Ø Min. etkilenen alanın sınırı 60 m'dir;

Ø Vcancer. - 1750 m/sn;

Ø Vts.- 1200m/s;

Ø t kat kanser.

Ø tpol.rak.-60 sn.;

Ø nmaks. kanser. - 30 adet;

Ø reaksiyon sistem. - 15 saniye;

Ø Ateş hızı:

Bir PU - 1 kanser. 3 saniye sonra;

Farklı PU - 1 kanseri. 1 saniyede.

Ø kompleksin gelişimi -. 30 dk.

Niteliksel göstergeler

Pariot SAM kontrol sistemi kombine:

Füzenin uçuşunun ilk aşamasında 1. tip komuta yöntemiyle kontrol yapılır, füze hedefe yaklaştığında (8-9 saniyede) komuta yönteminden yönteme geçiş yapılır. bir füze aracılığıyla rehberlik (2. tip komut rehberliği).

Yönlendirme sistemi aşamalı dizi radarı (AN/MPQ-53) kullanır. Hava hedeflerini tespit etmenize ve tanımlamanıza, 75-100'e kadar hedefi takip etmenize ve 9 füzeye kadar 9 hedefe rehberlik etmek için veri sağlamanıza olanak tanır.

Füzenin fırlatılmasından sonra, belirli bir programa göre, radar kapsama alanına girer ve alanın incelenmesi sürecinde seçilen tüm hedeflerin ve füze tarafından yönlendirilenlerin takip edildiği komut rehberliği başlar. Komuta yöntemiyle aynı anda 6 füze 6 hedefe nişan alınabiliyor. Bu durumda radar l=6,1-6,7 cm aralığında darbe modunda çalışmaktadır.

Bu modda izleme sektörü Qaz=+(-)45° Qum=1-73°'dir. Işın genişliği 1,7*1,7°.

Komut yönlendirme yöntemi, R.'nin Ts ile buluşmasına 8-9 saniye kaldığında durur.
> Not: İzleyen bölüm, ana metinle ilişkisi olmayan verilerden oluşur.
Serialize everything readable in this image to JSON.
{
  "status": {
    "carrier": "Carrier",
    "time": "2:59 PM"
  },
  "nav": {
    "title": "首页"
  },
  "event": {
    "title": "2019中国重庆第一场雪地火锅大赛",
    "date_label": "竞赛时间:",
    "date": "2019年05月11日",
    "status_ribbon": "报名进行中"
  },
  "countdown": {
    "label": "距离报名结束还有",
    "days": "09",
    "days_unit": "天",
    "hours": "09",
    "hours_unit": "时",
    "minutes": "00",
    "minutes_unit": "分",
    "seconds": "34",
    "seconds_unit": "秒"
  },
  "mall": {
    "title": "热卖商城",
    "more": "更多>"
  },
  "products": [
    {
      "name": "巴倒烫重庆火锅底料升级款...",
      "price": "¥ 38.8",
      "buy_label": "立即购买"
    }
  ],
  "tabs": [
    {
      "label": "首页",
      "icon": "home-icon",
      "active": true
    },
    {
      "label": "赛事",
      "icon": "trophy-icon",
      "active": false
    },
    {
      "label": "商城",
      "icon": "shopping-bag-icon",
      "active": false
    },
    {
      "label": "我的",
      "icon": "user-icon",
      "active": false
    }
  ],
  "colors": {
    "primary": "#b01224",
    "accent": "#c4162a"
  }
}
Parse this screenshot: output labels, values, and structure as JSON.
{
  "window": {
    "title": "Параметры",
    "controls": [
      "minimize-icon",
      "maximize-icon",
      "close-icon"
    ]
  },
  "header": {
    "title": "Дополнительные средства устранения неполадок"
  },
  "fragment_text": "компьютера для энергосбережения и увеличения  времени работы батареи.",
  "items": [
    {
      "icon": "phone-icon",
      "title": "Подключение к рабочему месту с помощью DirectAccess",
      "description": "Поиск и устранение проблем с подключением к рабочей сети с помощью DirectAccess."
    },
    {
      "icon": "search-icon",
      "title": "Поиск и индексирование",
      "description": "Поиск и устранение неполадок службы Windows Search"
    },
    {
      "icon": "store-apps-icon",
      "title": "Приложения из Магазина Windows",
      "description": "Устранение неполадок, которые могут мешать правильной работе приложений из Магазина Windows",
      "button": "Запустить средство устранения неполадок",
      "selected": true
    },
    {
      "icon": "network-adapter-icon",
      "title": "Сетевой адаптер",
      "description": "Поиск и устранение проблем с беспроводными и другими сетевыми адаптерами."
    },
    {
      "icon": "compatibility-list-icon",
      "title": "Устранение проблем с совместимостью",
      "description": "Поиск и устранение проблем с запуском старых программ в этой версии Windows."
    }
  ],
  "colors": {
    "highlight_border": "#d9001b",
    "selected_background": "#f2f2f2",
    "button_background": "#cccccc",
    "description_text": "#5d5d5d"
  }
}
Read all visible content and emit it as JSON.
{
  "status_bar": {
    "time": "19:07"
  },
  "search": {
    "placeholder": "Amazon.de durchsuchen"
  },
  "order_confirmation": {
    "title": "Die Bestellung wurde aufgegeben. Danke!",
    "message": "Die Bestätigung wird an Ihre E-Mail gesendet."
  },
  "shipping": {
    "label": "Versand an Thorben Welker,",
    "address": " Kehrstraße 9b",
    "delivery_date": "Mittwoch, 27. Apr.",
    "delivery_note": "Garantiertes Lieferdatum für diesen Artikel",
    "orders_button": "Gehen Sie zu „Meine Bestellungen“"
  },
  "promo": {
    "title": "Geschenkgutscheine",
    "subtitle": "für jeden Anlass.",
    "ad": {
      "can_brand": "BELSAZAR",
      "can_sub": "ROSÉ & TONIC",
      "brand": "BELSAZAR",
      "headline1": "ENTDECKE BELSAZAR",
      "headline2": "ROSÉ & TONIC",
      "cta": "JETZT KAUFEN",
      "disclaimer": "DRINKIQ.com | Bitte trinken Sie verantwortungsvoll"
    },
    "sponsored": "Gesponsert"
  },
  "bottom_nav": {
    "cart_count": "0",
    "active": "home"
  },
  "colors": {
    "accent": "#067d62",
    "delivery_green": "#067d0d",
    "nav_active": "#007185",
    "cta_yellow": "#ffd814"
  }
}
Bu noktada komuta yönteminden füze güdüm yöntemine geçiş yaşanıyor.

Bu aşamada, merkezi ve dikey radarları ışınlarken, radar = 5,5-6,1 cm dalga aralığında darbe Doppler modunda çalışır, füze boyunca yönlendirme modunda izleme sektörü karşılık gelir, aydınlatıldığında ışın genişliği 3,4'tür. * 3,4°.